Économie du siphonage

Premier pourvoyeur d’emplois du Maroc (plus de 40 % de la population vivant du travail de la terre), l’agriculture nationale génère 14 % du PIB. Avec cette particularité contraignante que  le taux de croissance du pays est fortement corrélé à celui de la production agricole. Mais dans un contexte de stress hydrique et de raréfaction des précipitations dont nous vivons avec inquiétude les contrecoups à tous les niveaux, ces indicateurs deviennent  trop problématiques pour ne pas pousser les décideurs à mettre en œuvre une politique d’adaptation au changement climatique. Surtout que l’agriculture marocaine a ceci de contraignant qu’elle est tributaire du ciel et de ses caprices. C’est-à-dire de l’aléatoire, de la notion de hasard et de probabilité! Or, quand les ondées qui font germer le blé font défaut, c’est toute la machine économique qui se grippe, impactant fortement le taux de croissance et même l’emploi rural  affecté dans des proportions non négligeables comme cela a été révélé récemment par les derniers chiffres du HCP.
Ce modèle agricole, disons le tout de go, est devenu aujourd’hui obsolète, voire contreproductif car basé essentiellement sur un export trop gourmand en eau ( tomates, avocats et fruits rouges) jusqu’à la déraison. Et puis, le Maroc, fait encore plus paradoxal, continue à importer du blé et une variété de denrées  agro-alimentaires dont la facture excède les recettes des exportations agricoles. Côté autosuffisance et indépendance alimentaire, on est encore loin du compte.  
Force est de constater que les subventions publiques accordées dans le cadre de la conversion des systèmes d’irrigation gravitaire vers le goutte-à-goutte n’ont pas permis, comme espéré,  une rationalisation de l’utilisation de l’eau. Bien au contraire. Cette politique de soutien généreuse, installée par le Plan Maroc Vert, a eu comme effet de favoriser une extension des périmètres irrigués pour des cultures trop consommatrices d’eau. Aussi bien de surface que des nappes phréatiques. C’est ainsi que le pays a réussi à assécher ses stocks d’eau en contrepartie en 2020 de quelque 17,5 milliards de DH (soit un peu moins de 2 milliards de dollars) de recettes à l’export. (A titre de comparaison, le groupe américain Chiquita Brands International et son concurrent irlandais Fyffes, qui sont les rois de la banane, pèsent après leur fusion en 2014 un chiffre d’affaires de 4,6 milliards de dollars). Ya pas photo !

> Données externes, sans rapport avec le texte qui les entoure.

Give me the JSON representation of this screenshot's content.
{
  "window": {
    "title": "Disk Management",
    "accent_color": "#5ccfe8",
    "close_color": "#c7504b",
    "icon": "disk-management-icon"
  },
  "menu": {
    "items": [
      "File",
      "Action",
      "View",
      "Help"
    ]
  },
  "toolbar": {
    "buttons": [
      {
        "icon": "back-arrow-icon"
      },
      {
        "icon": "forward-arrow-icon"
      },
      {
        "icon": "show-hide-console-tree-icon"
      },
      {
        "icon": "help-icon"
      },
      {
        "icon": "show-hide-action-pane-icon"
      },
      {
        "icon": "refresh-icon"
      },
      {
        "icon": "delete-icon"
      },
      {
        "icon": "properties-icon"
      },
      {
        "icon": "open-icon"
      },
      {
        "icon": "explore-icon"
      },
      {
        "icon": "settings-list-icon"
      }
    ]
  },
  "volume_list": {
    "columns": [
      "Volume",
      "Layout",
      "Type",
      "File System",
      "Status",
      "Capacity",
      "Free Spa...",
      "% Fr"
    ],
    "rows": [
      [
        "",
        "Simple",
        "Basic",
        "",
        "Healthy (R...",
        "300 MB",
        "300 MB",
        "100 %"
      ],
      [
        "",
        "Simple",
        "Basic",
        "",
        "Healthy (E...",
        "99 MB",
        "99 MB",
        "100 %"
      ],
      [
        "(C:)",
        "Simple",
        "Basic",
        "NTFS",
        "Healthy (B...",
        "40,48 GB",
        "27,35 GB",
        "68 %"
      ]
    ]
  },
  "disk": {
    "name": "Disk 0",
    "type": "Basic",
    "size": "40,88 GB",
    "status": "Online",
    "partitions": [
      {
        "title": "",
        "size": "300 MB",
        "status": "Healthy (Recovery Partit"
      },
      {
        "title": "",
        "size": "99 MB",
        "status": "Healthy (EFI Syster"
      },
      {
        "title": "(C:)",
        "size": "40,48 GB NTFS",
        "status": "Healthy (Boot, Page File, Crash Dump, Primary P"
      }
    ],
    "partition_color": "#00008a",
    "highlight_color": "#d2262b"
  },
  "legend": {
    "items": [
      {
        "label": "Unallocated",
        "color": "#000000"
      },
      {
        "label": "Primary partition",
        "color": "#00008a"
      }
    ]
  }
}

Vivement une gouvernance des ressources naturelles et une véritable politique de planification basée sur l’industrialisation et pourquoi sur l’économie du savoir !


Le siphonage à tous les étages ! Cette pression continue et irraisonnée  sur les ressources hydriques ne peut conduire  autrement qu’à ce scénario-catastrophe.
Cette économie du siphonage des ressources naturelles (potentiel hydrique, fonds marins, minerais) à la limite de la prédation  et leur export sous une forme brute, non transformée, est pénalisante à plus d’un titre. Antinomique avec les impératifs du développement durable, célébré pourtant dans les discours officiels,  elle empêche de surcroît le pays de créer de la valeur, de l’emploi,  de diversifier et de transformer son économie tout en compromettant la capacité des générations futures à satisfaire leurs besoins. Vivement une gouvernance des ressources naturelles et une véritable politique de planification basée sur l’industrialisation et pourquoi sur l’économie du savoir, clé de voûte de tout décollage d’une nation et levier de sa transformation vertueuse. Celle-ci, qui passe évidemment par l’innovation, suppose une rupture nette avec la culture de la rente qui se nourrit de la surexploitation des matières premières et autres permis de s’enrichir dans la facilité.
Il est tout de même paradoxal que le Maroc, fort de son influence africaine grâce au leadership dont jouit le Roi Mohammed VI ne propose aux Africains que ses produits agricoles ! Dans le sillage des multiples tournées royales dans le continent (au nombre de 7 depuis 2004), un circuit diplomatique exceptionnel et de longue haleine,  il aurait fallu, côté marocain, être plus entreprenant pour mettre plus que des produits alimentaires de base dans la coopération sud-sud.    
Tout le monde étant d’accord que l’avenir du Maroc se situe dans sa profondeur africaine, le Royaume doit, compte tenu de sa position privilégiée et de son statut enviable, œuvrer pour diversifier son offre exportable qui pourrait compter dans un premier temps  une industrie légère. Voilà un objectif sur lequel tout gouvernement ambitieux qui ne  se contente pas de reconduire les politiques de facilité antérieures est censé travailler de manière sérieuse et rigoureuse. C’est en tout cas beaucoup plus excitant et autrement plus porteur que le convoyage de la tomate et des patates au point de passage à El Guergarate.